ONE MEAN DECLEATER
Don't let Dave Cadigan's boyish freckles fool you. Or his tony Newport Beach, Calif., background. Or the unabashed hugs he gets from his father after games. This is one tough hombre we're talking about. The 6'5", 280-pound senior tackle is heir to a tradition of stellar offensive linemen at USC. Cadigan has 4.68 speed in the 40 and is the strongest Trojan ever, having bench-pressed a team-record 485 pounds this summer.
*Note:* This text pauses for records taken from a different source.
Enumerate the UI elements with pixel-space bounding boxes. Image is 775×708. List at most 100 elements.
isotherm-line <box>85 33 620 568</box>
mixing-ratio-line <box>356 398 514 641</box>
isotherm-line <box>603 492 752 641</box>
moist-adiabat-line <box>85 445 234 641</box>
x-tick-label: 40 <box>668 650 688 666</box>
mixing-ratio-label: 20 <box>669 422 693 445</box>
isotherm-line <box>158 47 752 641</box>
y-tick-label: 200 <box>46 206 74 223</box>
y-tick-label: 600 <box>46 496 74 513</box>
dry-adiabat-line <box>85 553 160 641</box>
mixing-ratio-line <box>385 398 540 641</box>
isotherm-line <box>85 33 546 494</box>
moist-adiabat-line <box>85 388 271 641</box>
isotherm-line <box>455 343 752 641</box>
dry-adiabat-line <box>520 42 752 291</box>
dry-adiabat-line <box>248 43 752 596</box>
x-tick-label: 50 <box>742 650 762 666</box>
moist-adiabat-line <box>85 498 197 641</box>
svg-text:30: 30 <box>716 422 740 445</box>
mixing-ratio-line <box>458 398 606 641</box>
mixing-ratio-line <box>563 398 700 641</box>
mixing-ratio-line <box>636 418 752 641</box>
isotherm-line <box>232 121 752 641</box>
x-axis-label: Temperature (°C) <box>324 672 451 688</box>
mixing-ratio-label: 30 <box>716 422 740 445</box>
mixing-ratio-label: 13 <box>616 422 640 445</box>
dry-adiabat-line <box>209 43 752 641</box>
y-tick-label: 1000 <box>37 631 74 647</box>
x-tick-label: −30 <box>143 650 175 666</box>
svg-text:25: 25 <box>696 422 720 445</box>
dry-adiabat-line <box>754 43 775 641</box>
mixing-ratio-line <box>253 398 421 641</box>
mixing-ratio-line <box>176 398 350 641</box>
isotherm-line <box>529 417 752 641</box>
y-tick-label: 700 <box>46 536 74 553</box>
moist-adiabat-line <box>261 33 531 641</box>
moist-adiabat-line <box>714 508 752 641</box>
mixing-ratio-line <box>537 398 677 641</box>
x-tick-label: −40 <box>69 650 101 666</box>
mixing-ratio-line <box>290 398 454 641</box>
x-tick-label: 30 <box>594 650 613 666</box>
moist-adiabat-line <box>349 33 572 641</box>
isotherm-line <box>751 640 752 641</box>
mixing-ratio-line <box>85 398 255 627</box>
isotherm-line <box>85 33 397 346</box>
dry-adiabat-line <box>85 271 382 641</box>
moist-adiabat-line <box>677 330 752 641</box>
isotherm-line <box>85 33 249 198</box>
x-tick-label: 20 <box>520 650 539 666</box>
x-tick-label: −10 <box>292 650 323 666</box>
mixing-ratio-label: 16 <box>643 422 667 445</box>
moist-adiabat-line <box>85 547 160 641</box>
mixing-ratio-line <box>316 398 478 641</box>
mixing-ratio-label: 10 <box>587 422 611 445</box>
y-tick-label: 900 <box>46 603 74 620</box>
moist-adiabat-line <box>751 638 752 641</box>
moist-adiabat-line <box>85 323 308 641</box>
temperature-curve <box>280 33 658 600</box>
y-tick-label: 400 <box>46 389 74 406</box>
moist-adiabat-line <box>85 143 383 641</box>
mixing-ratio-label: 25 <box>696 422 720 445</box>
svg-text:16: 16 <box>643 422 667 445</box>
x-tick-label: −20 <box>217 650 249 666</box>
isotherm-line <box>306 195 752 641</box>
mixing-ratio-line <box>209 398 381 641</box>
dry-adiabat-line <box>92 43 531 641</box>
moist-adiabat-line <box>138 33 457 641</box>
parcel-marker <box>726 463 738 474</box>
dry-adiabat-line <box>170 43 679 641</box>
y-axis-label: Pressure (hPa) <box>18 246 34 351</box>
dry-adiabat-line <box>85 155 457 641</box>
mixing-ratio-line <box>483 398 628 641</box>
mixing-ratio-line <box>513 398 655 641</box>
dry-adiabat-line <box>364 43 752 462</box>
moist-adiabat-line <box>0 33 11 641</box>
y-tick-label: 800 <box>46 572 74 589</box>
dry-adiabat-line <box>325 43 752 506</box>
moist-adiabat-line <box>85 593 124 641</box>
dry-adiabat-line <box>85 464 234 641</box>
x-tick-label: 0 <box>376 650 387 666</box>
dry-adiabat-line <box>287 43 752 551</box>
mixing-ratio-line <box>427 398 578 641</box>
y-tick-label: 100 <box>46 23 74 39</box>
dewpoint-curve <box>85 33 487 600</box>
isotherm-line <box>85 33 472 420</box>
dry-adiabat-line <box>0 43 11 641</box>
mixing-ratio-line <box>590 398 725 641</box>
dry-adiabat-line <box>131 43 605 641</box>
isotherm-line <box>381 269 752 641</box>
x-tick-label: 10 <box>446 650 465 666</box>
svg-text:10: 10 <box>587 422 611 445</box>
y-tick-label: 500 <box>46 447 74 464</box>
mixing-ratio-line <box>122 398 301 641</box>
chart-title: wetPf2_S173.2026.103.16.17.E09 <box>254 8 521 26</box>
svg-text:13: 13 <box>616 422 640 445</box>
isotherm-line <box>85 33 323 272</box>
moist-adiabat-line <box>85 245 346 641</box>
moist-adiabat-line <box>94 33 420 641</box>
In Saturday's 31-14 victory over Cal in Berkeley's Memorial Stadium, USC, now 2-1, rolled up 461 yards of total offense, including 226 yards rushing. Those numbers will be properly credited to players such as quarterback Rodney Peete and running back Steven Webster. But Tailback U., like other schools, also quantifies the achievements of the laborers up front who clear the way for the glory guys. While studying game films, the Trojan coaches count the number of knockdowns, chop blocks, decleaters and movement blocks racked up by their offensive lineman. When you high-block your opponent off his feet, that's a knockdown. Take him down low, and you've got yourself a chop block. When you block him onto his back, that's a decleater. When you drive the poor devil five or more yards off the line of scrimmage, that's a movement block.
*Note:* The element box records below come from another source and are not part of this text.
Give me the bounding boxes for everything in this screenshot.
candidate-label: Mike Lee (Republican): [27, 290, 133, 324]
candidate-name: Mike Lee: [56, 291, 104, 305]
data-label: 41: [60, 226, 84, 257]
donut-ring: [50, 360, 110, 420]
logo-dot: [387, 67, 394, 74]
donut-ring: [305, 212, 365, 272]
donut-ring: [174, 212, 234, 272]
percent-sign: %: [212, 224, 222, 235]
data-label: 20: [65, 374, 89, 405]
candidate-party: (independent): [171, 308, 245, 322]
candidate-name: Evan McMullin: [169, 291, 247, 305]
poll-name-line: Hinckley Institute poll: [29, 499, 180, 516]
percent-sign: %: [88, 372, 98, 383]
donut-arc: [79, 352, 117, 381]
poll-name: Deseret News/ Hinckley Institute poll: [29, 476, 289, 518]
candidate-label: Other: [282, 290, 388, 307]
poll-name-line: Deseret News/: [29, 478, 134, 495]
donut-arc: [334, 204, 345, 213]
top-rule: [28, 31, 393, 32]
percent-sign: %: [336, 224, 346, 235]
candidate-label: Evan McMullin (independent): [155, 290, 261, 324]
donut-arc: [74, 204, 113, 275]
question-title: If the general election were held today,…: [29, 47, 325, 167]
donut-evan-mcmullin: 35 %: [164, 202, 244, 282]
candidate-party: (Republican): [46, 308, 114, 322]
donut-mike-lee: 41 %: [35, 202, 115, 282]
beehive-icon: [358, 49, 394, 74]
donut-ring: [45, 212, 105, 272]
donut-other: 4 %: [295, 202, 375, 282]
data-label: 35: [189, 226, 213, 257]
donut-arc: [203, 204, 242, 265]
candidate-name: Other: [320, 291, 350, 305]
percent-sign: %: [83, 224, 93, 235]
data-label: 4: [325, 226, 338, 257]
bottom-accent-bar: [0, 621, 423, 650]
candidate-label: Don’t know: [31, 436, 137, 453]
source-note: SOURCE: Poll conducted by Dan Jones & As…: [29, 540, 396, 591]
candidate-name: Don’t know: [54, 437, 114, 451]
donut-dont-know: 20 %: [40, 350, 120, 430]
At USC all four categories are sometimes referred to collectively as decleaters, and two weeks ago, in a 23-17 victory over Boston College, Cadigan produced a remarkable 28 of them. "I coached the offensive line at Michigan for four years," says Southern Cal coach Larry Smith. "You're talking about guys like [Dan] Dierdorf, [Reggie] McKenzie, some great All-Pro people. I never saw them get 28 decleaters in one game, I don't care who we played."
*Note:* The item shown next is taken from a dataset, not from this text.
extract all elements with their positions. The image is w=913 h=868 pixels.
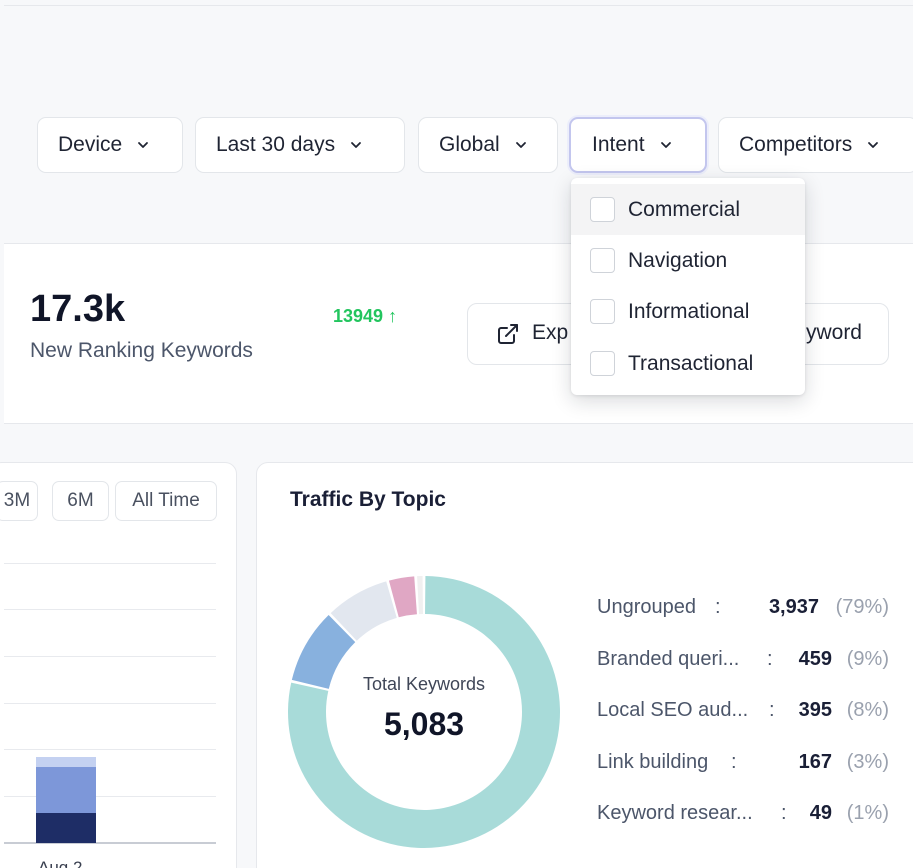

"Cadigan was as strong as an ox," says BC's decleated defensive tackle Mark Murphy. "He got his clamps on you and it was really tough to shed him."
The USC coaches counted 11 decleaters for Cadigan against Cal, a most respectable total. And Cadigan and his linemates did not surrender a sack. In fact, Peete has been thrown for a loss only once in the Trojans' three games—on a rollout.
Cadigan has the strength of several people, most notably his mom and dad. Patrick Cadigan, a 257-pounder, was a two-time Eastern weightlifting champ at Boston College in the '50s, the first Eagle to bench-press 400 pounds. That no doubt accounts for Dave's physical prowess. But his inner strength is a gift from Barbara Cadigan. "Whatever the ultimate is in support, she was it," Cadigan says. She not only offered her son encouragement, she offered him an example. For 12 years, she fought cancer, first breast, then lung, repeatedly battling it into retreat. But then on Aug. 11, six days before Dave began practice for this season, she died.
"I think about the things we talked about," Cadigan says. "About the kind of year I'm going to have. My mom really believed I could be an All-America." He shifts to the present tense. "She really believes I can be a first-round draft pick. And I promised her that I would." If he fulfills that promise, Cadigan would become the 16th USC offensive lineman in the last 20 years to be chosen in the first round of the NFL draft.
"I feel she's still around, that she sees what I do," he says. "She has a definite presence. I think she knows I had a good game. I think she is watching."